A leading petroleum economist has said it would “require something cataclysmic” for the international oil benchmark to follow that of the US into negative pricing.
History was made on Tuesday as West Texas Intermediate (WTI) oil became worthless as storage space in the United States filled up, brought on by plummeting demand for fuel amid the Covid-19 outbreak.
WTI reflects the supply and demand situation in the US, exacerbated by bottlenecks holding up exports.
The main oil benchmark for the rest of the world, Brent Crude, is also falling – reaching an 18-year low earlier of less than $20 a barrel.
However, Professor Alex Kemp of Aberdeen University does not foresee it going down the same path to zero or negative pricing.
He said: “The two prices, WTI and Brent, are in some ways linked but, to some extent, they are separate. The main reason being that Brent reflects the world balance of supply and demand and WTI reflects the position inside America.
“We wouldn’t get negative prices for Brent because Brent is the world market and it would require something cataclysmic for the world economy to get a negative Brent price.

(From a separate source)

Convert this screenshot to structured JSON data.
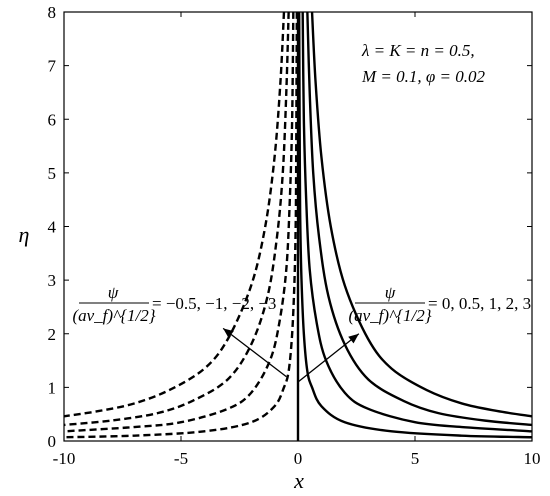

“This year, if the virus problem continues and the lockdown continues and economic activity goes down – air travel and petrol demand keeps very low – then the price could go lower but I don’t think we could get anything like a negative (Brent) price.”
Drilling is being brought to a halt in the US shale sector as a result of the price crash.
Although WTI does not reflect the position in the UK and internationally, trade body Oil and Gas UK (OGUK) has already warned that the North Sea will not be immune to the same supply and demand factors.
Cash flows and revenues are down, while investment in any new fields is being postponed in Britain’s offshore sector.
Professor Kemp said the North Sea is “suffering” and expects that to continue into next year.
International oil firms with large exposure to US shale will be hit hardest, while investment levels in the North Sea will be impacted from the perspective of those firms who have major operations in America.
Professor Kemp added: “There are US companies operating in the North Sea as well.
“There’s a link then between their activities in America and their activities here in the sense that the corporate cash flows are all very relevant to whether they can make more investments and what they will do with a major capital constraint.
“In that sense there is a relationship. The likes of BP and Shell who operate here have big interests in America so the international companies are affected by the WTI price.
“That will affect their whole corporate cash flows and their ability to invest worldwide.”